Here are the criteria I will use to select which party to vote for in the 2024 UK General Election.

Competence

I will be voting against the Conservative party because it has comprehensively proven itself to be incompetent at managing both the economy and public services.

Ideological blindness

I will be voting against the Conservative party because its policies have been driven by blind ideology (e.g. the Truss economic disaster) and/or the perceived prejudices of their core voters (e.g. the “ship them off to Rwanda” immigration policy).

Public services

I will be voting for a party that I believe is committed to improving our public services, especially the NHS, education and prisons. This will involve channelling funds when available, but also good-faith work to change working practices and improve working conditions and outcomes for patients, pupils and prisoners.

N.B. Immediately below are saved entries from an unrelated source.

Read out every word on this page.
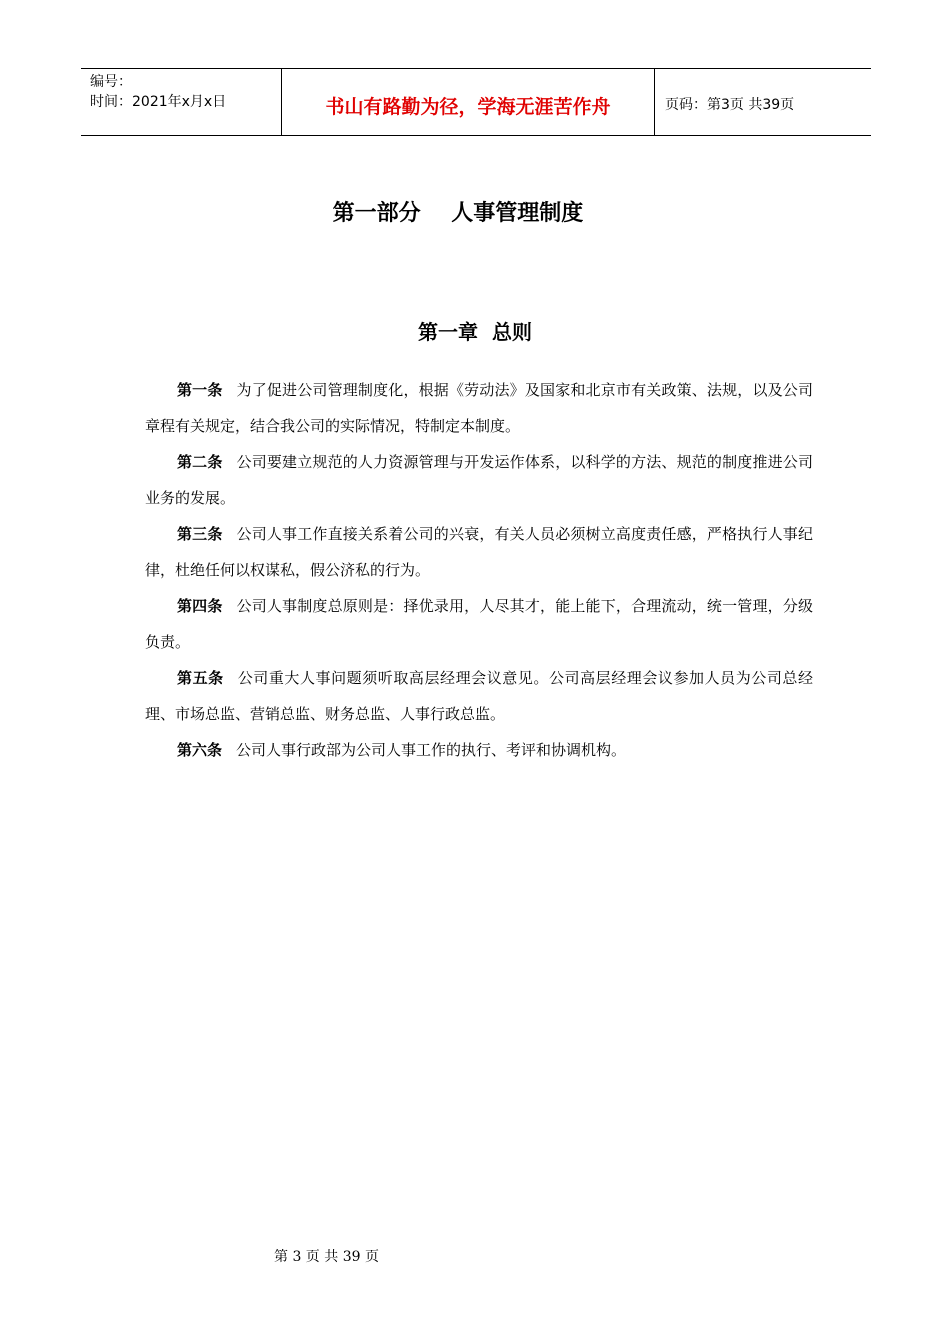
编号：
时间：2021年x月x日	书山有路勤为径，学海无涯苦作舟	页码：第3页 共39页
第一部分    人事管理制度
第一章  总则

第一条 为了促进公司管理制度化，根据《劳动法》及国家和北京市有关政策、法规，以及公司章程有关规定，结合我公司的实际情况，特制定本制度。

第二条 公司要建立规范的人力资源管理与开发运作体系，以科学的方法、规范的制度推进公司业务的发展。

第三条 公司人事工作直接关系着公司的兴衰，有关人员必须树立高度责任感，严格执行人事纪律，杜绝任何以权谋私，假公济私的行为。

第四条 公司人事制度总原则是：择优录用，人尽其才，能上能下，合理流动，统一管理，分级负责。

第五条 公司重大人事问题须听取高层经理会议意见。公司高层经理会议参加人员为公司总经理、市场总监、营销总监、财务总监、人事行政总监。

第六条 公司人事行政部为公司人事工作的执行、考评和协调机构。

第 3 页 共 39 页
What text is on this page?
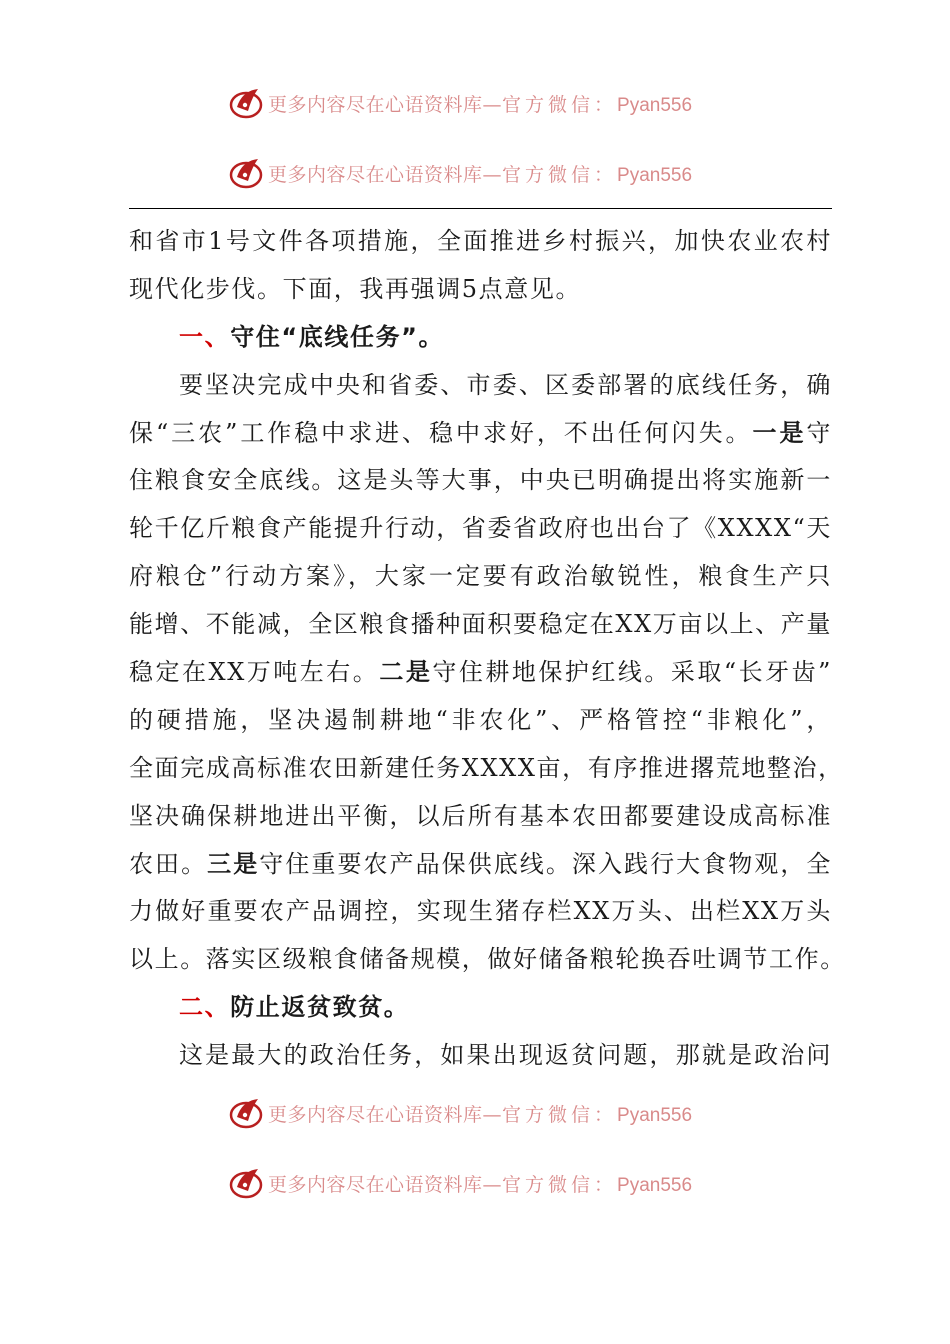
更多内容尽在心语资料库—官方微信：Pyan556
更多内容尽在心语资料库—官方微信：Pyan556
和省市1号文件各项措施，全面推进乡村振兴，加快农业农村
现代化步伐。下面，我再强调5点意见。
一、守住“底线任务”。
要坚决完成中央和省委、市委、区委部署的底线任务，确
保“三农”工作稳中求进、稳中求好，不出任何闪失。一是守
住粮食安全底线。这是头等大事，中央已明确提出将实施新一
轮千亿斤粮食产能提升行动，省委省政府也出台了《XXXX“天
府粮仓”行动方案》，大家一定要有政治敏锐性，粮食生产只
能增、不能减，全区粮食播种面积要稳定在XX万亩以上、产量
稳定在XX万吨左右。二是守住耕地保护红线。采取“长牙齿”
的硬措施，坚决遏制耕地“非农化”、严格管控“非粮化”，
全面完成高标准农田新建任务XXXX亩，有序推进撂荒地整治，
坚决确保耕地进出平衡，以后所有基本农田都要建设成高标准
农田。三是守住重要农产品保供底线。深入践行大食物观，全
力做好重要农产品调控，实现生猪存栏XX万头、出栏XX万头
以上。落实区级粮食储备规模，做好储备粮轮换吞吐调节工作。
二、防止返贫致贫。
这是最大的政治任务，如果出现返贫问题，那就是政治问
更多内容尽在心语资料库—官方微信：Pyan556
更多内容尽在心语资料库—官方微信：Pyan556
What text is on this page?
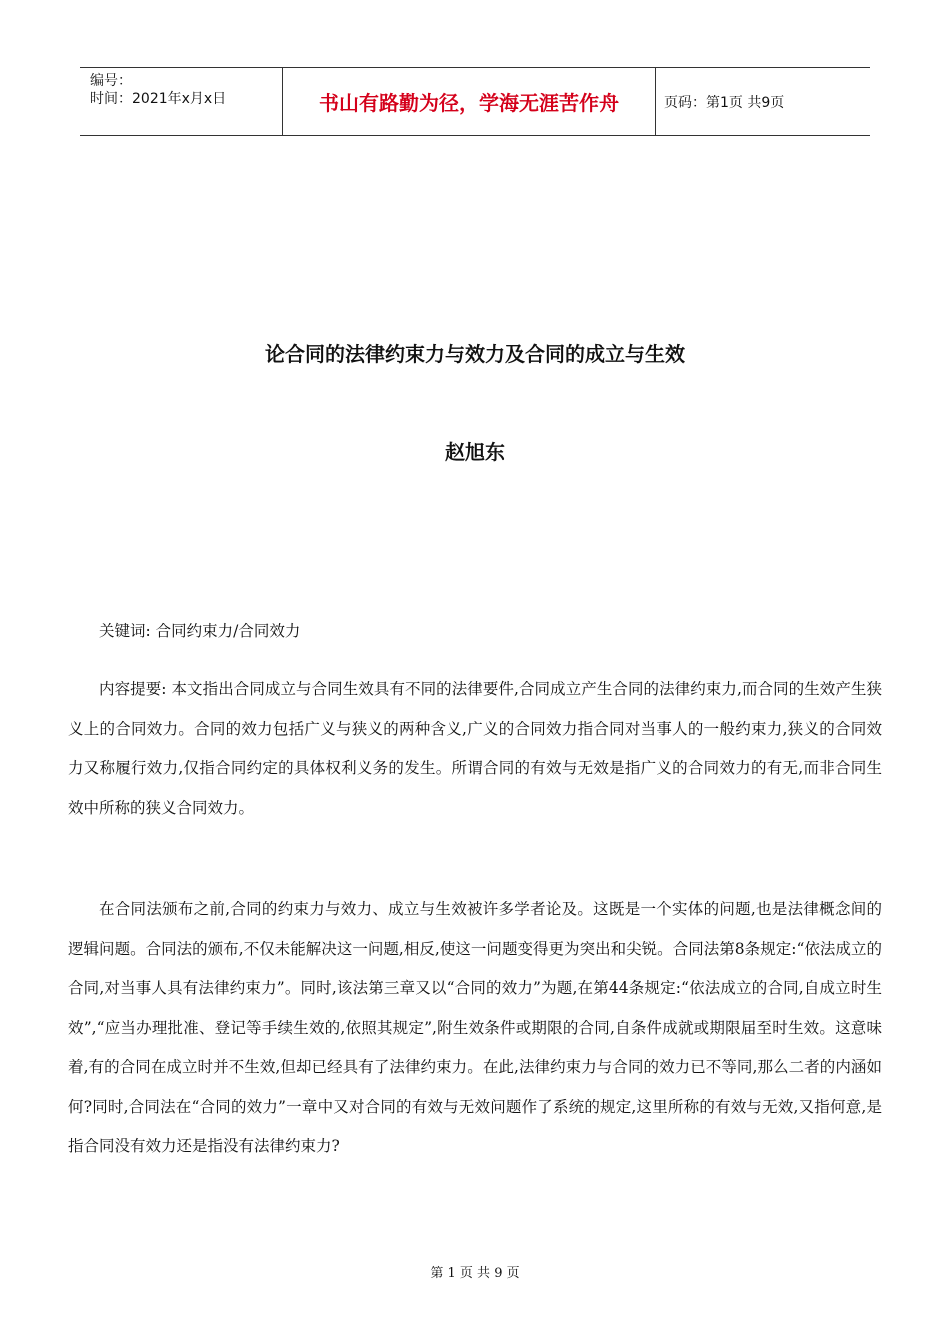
编号：
时间：2021年x月x日	书山有路勤为径，学海无涯苦作舟	页码：第1页 共9页
论合同的法律约束力与效力及合同的成立与生效
赵旭东

关键词: 合同约束力/合同效力

内容提要: 本文指出合同成立与合同生效具有不同的法律要件,合同成立产生合同的法律约束力,而合同的生效产生狭义上的合同效力。合同的效力包括广义与狭义的两种含义,广义的合同效力指合同对当事人的一般约束力,狭义的合同效力又称履行效力,仅指合同约定的具体权利义务的发生。所谓合同的有效与无效是指广义的合同效力的有无,而非合同生效中所称的狭义合同效力。

在合同法颁布之前,合同的约束力与效力、成立与生效被许多学者论及。这既是一个实体的问题,也是法律概念间的逻辑问题。合同法的颁布,不仅未能解决这一问题,相反,使这一问题变得更为突出和尖锐。合同法第8条规定:“依法成立的合同,对当事人具有法律约束力”。同时,该法第三章又以“合同的效力”为题,在第44条规定:“依法成立的合同,自成立时生效”,“应当办理批准、登记等手续生效的,依照其规定”,附生效条件或期限的合同,自条件成就或期限届至时生效。这意味着,有的合同在成立时并不生效,但却已经具有了法律约束力。在此,法律约束力与合同的效力已不等同,那么二者的内涵如何?同时,合同法在“合同的效力”一章中又对合同的有效与无效问题作了系统的规定,这里所称的有效与无效,又指何意,是指合同没有效力还是指没有法律约束力?

第 1 页 共 9 页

For bonus points I’d like to see water companies and rail services gradually moved into public control. Transport For London offers an excellent model for public/private partnership in rail. Water is a total mess so I’m looking for a party that is willing to take ownership for fixing the problems with water and sewage management.

Climate

I will be voting for a party that I believe is willing to invest optimistically in the energy transition to realise the climate and economic benefits of making significant progress soon. I want regulation and financial incentives that punish polluting and carbon-emitting behaviour and invest in innovation.

Immigration

I will be voting for a party who I trust to speak truthfully about immigration: we benefit economically from immigration, and we rely on immigration in many areas, not least universities. We should manage economic migration, working to integrate people and working with local councils to provide housing and public services where people are arriving. Pretending we don’t need immigrants makes us unable to tackle the real strains large numbers of arrivals can put on a particular area.

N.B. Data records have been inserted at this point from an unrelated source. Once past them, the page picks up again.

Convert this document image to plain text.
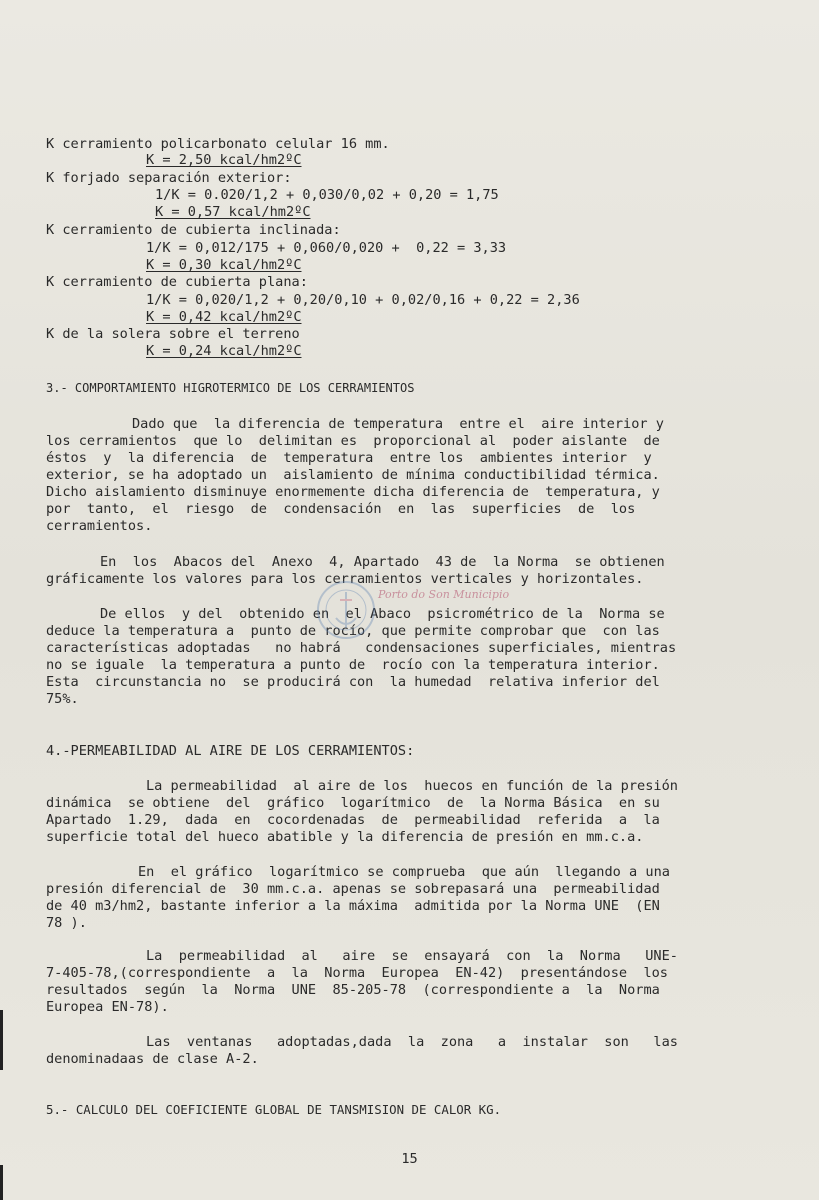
K cerramiento policarbonato celular 16 mm.
K = 2,50 kcal/hm2ºC
K forjado separación exterior:
1/K = 0.020/1,2 + 0,030/0,02 + 0,20 = 1,75
K = 0,57 kcal/hm2ºC
K cerramiento de cubierta inclinada:
1/K = 0,012/175 + 0,060/0,020 +  0,22 = 3,33
K = 0,30 kcal/hm2ºC
K cerramiento de cubierta plana:
1/K = 0,020/1,2 + 0,20/0,10 + 0,02/0,16 + 0,22 = 2,36
K = 0,42 kcal/hm2ºC
K de la solera sobre el terreno
K = 0,24 kcal/hm2ºC
3.- COMPORTAMIENTO HIGROTERMICO DE LOS CERRAMIENTOS
Dado que  la diferencia de temperatura  entre el  aire interior y
los cerramientos  que lo  delimitan es  proporcional al  poder aislante  de
éstos  y  la diferencia  de  temperatura  entre los  ambientes interior  y
exterior, se ha adoptado un  aislamiento de mínima conductibilidad térmica.
Dicho aislamiento disminuye enormemente dicha diferencia de  temperatura, y
por  tanto,  el  riesgo  de  condensación  en  las  superficies  de  los
cerramientos.
En  los  Abacos del  Anexo  4, Apartado  43 de  la Norma  se obtienen
gráficamente los valores para los cerramientos verticales y horizontales.
De ellos  y del  obtenido en  el Abaco  psicrométrico de la  Norma se
deduce la temperatura a  punto de rocío, que permite comprobar que  con las
características adoptadas   no habrá   condensaciones superficiales, mientras
no se iguale  la temperatura a punto de  rocío con la temperatura interior.
Esta  circunstancia no  se producirá con  la humedad  relativa inferior del
75%.
4.-PERMEABILIDAD AL AIRE DE LOS CERRAMIENTOS:
La permeabilidad  al aire de los  huecos en función de la presión
dinámica  se obtiene  del  gráfico  logarítmico  de  la Norma Básica  en su
Apartado  1.29,  dada  en  cocordenadas  de  permeabilidad  referida  a  la
superficie total del hueco abatible y la diferencia de presión en mm.c.a.
En  el gráfico  logarítmico se comprueba  que aún  llegando a una
presión diferencial de  30 mm.c.a. apenas se sobrepasará una  permeabilidad
de 40 m3/hm2, bastante inferior a la máxima  admitida por la Norma UNE  (EN
78 ).
La  permeabilidad  al   aire  se  ensayará  con  la  Norma   UNE-
7-405-78,(correspondiente  a  la  Norma  Europea  EN-42)  presentándose  los
resultados  según  la  Norma  UNE  85-205-78  (correspondiente a  la  Norma
Europea EN-78).
Las  ventanas   adoptadas,dada  la  zona   a  instalar  son   las
denominadaas de clase A-2.
5.- CALCULO DEL COEFICIENTE GLOBAL DE TANSMISION DE CALOR KG.
Porto do Son Municipio
15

We should establish safe routes for refugees to travel to the UK, and we should urgently act to process the backlog of asylum claims. We must remove the backlog if we want to discourage spurious asylum claims. It may even be necessary to declare an amnesty if that is the only way to clear the backlog.

Foreign policy

I will be voting for a party that has a grown-up attitude to foreign policy: responding to the threat from hostile actors like Russia, and speaking out over matters of human rights. I remember when there was debate about whether South African apartheid was “any of our business”. History has shown that it was our business, and we should have applied maximum non-military pressure to bring apartheid to an end. I believe the situation in Israel/Palestine will be viewed similarly when we have hindsight, and we should act now with public statements, trade sanctions and legal action.

We should use our influence to advocate for those who are oppressed across the world, and (of course) we should lead by example with the highest standards of justice and fairness in our own country.

We should stop arms sales to Saudi Arabia and Israel and significantly tighten regulation around arms sales to countries engaged in military action that fails to minimise harm to civilians.

Housing

I will be voting for a party who are willing to make the changes needed to provide more houses. This will involve changing rules to make it easier to build homes, and to incentivise building homes, not sitting on land. It will also likely involve the government or councils building and renting quality homes at low rents.

Bonus: universal basic income

I’d love to see someone propose a serious plan for universal basic income. Our benefits system already acknowledges the right of all people to food, housing, water and other services.

Our health system gives freedom to everyone to plan for their future life without dreading a massive bill if something goes wrong. Let’s give a similar freedom to everyone that if their job or business idea falls through, they can still survive. Imagine the explosion of innovation and artistic expression that could spring from this freedom!